The strange and dated aspects of the game are easy to get hung up on, but the underlying mystery at the center of the story was what really hooked me. The game begins in 1942, 30 years after the sinking of the Titanic. You play a former British secret agent who is alone in his flat in the middle of the London bombings. Destitute, you walk around reminiscing about that fateful night 30 years ago. Somehow, you failed an important mission onboard and were forced to resign as a result. As you look at the pocket watch you carried with you from so long ago, the words of your dismissal echoing in your ears, the bombs fall and you are killed.

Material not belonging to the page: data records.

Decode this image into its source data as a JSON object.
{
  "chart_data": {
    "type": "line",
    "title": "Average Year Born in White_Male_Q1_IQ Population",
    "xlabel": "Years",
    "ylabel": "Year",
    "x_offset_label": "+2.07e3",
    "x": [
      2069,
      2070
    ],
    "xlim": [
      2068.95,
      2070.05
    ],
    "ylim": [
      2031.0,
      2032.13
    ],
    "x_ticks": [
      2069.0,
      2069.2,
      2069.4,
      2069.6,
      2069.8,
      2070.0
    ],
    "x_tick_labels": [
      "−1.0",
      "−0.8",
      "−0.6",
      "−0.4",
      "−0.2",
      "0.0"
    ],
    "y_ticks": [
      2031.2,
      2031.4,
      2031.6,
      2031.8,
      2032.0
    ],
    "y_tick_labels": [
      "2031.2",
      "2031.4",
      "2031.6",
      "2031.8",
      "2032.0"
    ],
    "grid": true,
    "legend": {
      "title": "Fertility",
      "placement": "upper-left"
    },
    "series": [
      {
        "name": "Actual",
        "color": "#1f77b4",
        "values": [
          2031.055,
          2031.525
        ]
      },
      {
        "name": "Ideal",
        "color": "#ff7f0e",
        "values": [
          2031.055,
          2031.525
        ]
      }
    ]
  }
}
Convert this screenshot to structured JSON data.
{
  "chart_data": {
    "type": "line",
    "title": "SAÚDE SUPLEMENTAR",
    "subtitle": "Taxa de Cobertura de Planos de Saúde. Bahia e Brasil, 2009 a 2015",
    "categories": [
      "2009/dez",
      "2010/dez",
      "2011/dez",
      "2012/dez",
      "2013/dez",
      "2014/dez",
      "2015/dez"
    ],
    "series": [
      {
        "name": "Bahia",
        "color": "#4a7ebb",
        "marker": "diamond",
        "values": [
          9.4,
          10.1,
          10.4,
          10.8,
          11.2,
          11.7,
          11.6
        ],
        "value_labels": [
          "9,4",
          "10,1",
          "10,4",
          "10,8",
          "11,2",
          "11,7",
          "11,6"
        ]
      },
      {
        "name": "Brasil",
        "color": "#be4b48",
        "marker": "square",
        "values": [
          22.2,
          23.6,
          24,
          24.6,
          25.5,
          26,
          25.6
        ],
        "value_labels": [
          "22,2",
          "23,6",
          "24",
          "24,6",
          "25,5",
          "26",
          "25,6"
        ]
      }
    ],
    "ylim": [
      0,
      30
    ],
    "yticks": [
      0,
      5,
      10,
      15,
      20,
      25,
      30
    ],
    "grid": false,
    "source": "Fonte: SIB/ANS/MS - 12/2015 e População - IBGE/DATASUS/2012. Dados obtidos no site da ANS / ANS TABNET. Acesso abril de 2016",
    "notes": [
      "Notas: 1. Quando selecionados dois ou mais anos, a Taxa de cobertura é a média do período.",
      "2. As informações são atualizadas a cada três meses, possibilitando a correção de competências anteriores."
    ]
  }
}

Behold! Early 90's CG Titanic!
Behold! Early 90’s CG Titanic!

Without explanation, you are then transported back in time 30 years to that night onboard the Titanic. A voiceover asks “What if the past could be changed?” It’s jarring, but strangely compelling. You wake up in your cabin just at the moment your assignment was supposed to begin, but this time you cannot fail. What follows is a combination of espionage, historical fiction, alternate reality, and the virtual museum that is a digital recreation of the Titanic. Although the authenticity of the setting is certainly held back by technical limitations, it was perfect to pique young curiosity about the Titanic.

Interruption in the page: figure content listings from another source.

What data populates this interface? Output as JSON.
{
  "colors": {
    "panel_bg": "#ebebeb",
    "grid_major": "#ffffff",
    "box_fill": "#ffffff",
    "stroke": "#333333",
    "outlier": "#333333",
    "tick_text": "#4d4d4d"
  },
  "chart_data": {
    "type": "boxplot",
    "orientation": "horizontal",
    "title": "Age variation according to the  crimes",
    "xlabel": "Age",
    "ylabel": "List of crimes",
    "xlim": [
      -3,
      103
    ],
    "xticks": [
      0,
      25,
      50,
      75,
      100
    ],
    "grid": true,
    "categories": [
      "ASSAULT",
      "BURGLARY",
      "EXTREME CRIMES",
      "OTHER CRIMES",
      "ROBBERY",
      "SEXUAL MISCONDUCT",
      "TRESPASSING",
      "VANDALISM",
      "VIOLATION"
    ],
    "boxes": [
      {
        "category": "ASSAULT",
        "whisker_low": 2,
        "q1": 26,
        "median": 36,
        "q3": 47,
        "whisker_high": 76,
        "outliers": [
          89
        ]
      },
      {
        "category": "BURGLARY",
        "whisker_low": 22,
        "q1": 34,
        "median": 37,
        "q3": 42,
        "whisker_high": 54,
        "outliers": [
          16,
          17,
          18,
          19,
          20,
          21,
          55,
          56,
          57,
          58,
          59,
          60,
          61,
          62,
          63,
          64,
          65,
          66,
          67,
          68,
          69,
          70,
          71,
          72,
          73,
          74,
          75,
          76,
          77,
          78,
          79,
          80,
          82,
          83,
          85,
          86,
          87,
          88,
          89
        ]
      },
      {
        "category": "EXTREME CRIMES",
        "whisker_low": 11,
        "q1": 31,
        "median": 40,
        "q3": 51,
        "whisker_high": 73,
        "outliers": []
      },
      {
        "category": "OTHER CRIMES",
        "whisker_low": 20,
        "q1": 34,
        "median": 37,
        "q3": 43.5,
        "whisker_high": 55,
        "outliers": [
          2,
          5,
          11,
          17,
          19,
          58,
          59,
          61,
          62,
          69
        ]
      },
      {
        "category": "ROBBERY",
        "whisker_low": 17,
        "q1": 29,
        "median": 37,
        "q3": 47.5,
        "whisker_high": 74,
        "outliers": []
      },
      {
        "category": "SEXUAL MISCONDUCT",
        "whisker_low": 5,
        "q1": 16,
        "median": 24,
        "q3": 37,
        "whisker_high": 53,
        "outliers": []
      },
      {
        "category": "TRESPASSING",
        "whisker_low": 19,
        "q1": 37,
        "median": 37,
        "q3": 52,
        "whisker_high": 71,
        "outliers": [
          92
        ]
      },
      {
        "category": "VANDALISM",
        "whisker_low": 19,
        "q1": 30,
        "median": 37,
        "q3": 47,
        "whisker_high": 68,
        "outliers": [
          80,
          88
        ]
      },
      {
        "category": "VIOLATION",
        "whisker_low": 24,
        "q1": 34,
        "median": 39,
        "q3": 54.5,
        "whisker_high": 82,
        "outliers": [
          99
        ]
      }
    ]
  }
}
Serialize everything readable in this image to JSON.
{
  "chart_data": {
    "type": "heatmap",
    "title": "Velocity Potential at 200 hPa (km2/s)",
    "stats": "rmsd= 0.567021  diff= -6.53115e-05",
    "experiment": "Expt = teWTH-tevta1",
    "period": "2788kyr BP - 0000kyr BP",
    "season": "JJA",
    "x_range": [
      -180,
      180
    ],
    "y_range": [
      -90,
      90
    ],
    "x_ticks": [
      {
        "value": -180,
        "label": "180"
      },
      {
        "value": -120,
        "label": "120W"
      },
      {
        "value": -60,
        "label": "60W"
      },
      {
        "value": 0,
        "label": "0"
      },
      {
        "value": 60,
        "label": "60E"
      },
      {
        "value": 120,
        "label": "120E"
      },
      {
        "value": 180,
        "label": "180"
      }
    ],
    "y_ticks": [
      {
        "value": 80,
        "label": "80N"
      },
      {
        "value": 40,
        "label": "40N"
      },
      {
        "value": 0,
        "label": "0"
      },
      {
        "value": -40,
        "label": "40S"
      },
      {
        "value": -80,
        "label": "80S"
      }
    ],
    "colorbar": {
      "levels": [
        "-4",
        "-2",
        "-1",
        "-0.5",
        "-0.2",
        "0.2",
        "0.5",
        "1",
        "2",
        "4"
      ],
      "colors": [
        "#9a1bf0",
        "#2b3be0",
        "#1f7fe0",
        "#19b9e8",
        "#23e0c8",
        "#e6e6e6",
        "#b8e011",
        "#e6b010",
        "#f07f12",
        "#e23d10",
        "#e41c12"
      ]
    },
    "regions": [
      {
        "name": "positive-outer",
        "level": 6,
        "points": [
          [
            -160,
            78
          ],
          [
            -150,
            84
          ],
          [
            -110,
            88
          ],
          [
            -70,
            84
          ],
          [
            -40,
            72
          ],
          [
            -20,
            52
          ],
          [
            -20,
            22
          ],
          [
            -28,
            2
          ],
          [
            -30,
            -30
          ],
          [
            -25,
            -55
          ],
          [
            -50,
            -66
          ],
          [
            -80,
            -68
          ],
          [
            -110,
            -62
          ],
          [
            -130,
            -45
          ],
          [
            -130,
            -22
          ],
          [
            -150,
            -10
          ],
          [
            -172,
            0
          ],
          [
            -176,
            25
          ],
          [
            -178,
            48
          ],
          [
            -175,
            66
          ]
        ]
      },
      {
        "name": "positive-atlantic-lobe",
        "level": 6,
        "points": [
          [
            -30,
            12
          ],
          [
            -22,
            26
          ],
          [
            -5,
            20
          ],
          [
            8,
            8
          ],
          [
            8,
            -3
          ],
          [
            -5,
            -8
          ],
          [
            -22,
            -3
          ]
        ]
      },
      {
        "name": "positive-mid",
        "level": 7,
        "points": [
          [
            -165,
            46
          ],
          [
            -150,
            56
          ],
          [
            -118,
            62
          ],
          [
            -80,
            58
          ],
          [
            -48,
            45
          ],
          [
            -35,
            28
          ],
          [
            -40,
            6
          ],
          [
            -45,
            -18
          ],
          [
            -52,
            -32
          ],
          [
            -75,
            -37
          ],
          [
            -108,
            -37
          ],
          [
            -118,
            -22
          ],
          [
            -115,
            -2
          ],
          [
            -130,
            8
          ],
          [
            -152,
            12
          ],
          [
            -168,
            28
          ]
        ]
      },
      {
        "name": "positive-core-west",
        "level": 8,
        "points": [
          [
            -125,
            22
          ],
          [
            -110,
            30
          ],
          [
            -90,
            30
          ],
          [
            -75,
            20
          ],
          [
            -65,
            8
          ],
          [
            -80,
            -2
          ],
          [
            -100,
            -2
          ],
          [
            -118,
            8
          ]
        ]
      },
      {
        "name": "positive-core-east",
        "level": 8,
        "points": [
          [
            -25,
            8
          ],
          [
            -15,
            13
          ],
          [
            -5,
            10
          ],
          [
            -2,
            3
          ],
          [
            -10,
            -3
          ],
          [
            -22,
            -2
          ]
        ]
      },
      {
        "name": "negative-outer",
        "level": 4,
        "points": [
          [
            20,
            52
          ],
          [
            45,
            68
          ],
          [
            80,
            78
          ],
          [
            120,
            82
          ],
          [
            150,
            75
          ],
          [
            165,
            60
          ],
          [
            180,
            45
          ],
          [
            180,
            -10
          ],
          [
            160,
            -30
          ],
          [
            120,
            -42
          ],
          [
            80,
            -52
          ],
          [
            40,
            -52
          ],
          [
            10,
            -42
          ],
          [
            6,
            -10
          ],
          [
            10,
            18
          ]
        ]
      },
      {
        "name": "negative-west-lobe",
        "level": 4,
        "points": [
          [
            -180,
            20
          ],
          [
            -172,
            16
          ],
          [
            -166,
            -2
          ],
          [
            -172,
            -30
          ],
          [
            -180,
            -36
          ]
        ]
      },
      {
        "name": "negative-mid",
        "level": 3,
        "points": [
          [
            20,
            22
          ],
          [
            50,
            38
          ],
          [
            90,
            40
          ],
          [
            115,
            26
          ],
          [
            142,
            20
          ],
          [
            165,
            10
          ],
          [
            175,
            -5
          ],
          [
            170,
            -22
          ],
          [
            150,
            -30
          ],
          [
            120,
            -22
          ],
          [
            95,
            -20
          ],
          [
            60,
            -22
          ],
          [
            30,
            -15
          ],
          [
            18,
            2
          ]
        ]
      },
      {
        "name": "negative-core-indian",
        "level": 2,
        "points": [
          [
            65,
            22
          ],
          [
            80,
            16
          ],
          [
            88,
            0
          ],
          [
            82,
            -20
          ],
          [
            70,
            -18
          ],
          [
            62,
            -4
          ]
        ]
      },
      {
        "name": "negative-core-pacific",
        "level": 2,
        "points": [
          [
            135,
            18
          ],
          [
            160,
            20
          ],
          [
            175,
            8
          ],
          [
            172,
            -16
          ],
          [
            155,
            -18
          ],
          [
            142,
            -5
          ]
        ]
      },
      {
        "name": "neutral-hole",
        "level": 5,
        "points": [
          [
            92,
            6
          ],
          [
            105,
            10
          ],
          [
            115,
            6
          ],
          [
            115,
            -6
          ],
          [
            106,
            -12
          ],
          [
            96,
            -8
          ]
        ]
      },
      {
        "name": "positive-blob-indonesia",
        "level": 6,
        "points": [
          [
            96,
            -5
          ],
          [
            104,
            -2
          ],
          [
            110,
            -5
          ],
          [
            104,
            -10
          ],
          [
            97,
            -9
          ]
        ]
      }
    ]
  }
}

This man clearly cares about his cat... I mean cause.
This man clearly cares about his cat… I mean cause.

Your assignment starts out modestly: recover a priceless copy of a book of poetry, The Rubayait of Omar Khayyam, which has been stolen. You follow your one suspect, German passenger Colonel Zeitel. Over the course of a few hours and a series of twists and puzzles, you not only recover the book, but also a painting with war plans hidden on the back, a diamond necklace, and a notebook containing the names of all the Bolshevik revolutionaries. Recovering all of the items and then getting off the boat before it sinks gives you the best possible ending, which is really clever in an odd sort of way.

These actors probably didn't get paid enough.
These actors probably didn’t get paid enough.

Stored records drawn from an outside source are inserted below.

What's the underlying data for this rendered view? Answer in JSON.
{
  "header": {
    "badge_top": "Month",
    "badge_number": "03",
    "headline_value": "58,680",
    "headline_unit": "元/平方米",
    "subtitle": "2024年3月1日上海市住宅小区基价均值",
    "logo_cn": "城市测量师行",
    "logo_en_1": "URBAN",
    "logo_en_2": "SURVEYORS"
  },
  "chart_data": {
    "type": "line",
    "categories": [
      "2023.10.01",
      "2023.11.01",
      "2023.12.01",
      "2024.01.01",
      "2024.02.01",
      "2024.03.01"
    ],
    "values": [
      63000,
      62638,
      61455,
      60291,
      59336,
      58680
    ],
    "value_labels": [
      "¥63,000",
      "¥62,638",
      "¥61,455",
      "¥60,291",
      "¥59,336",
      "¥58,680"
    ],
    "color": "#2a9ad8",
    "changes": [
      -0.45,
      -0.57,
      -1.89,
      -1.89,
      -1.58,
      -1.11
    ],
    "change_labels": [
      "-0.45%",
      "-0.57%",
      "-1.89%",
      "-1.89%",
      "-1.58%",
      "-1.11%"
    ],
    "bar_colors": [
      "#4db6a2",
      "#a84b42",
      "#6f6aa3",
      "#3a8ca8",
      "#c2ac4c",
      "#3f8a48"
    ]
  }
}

The good ending of the game brings you back to your flat in 1942, this time the future is much brighter because your mission has singlehandedly prevented both world wars and the Russian Revolution. That’s right; essentially world peace was the unintended result of your mission onboard the Titanic. The justification for this is an interesting series of historical what-ifs. Both the book and the necklace were going to fall into the hands of a Serbian stowaway on the ship. He subsequently sells them to finance the group that assassinates Franz Ferdinand. The painting containing the war plans turns out to be strategically useless, because the plans themselves were scrapped. But the artist who painted it becomes famous, since his painting is now priceless after surviving the Titanic. That artist is Adolf Hitler, whose career flourishes and leads him far away from politics. The notebook with the names of the Bolsheviks is straightforward; it’s turned over to the Russian government and Stalin, Lenin, and Trotsky are executed.

And all you had to do to get there was solve a series of logic puzzles.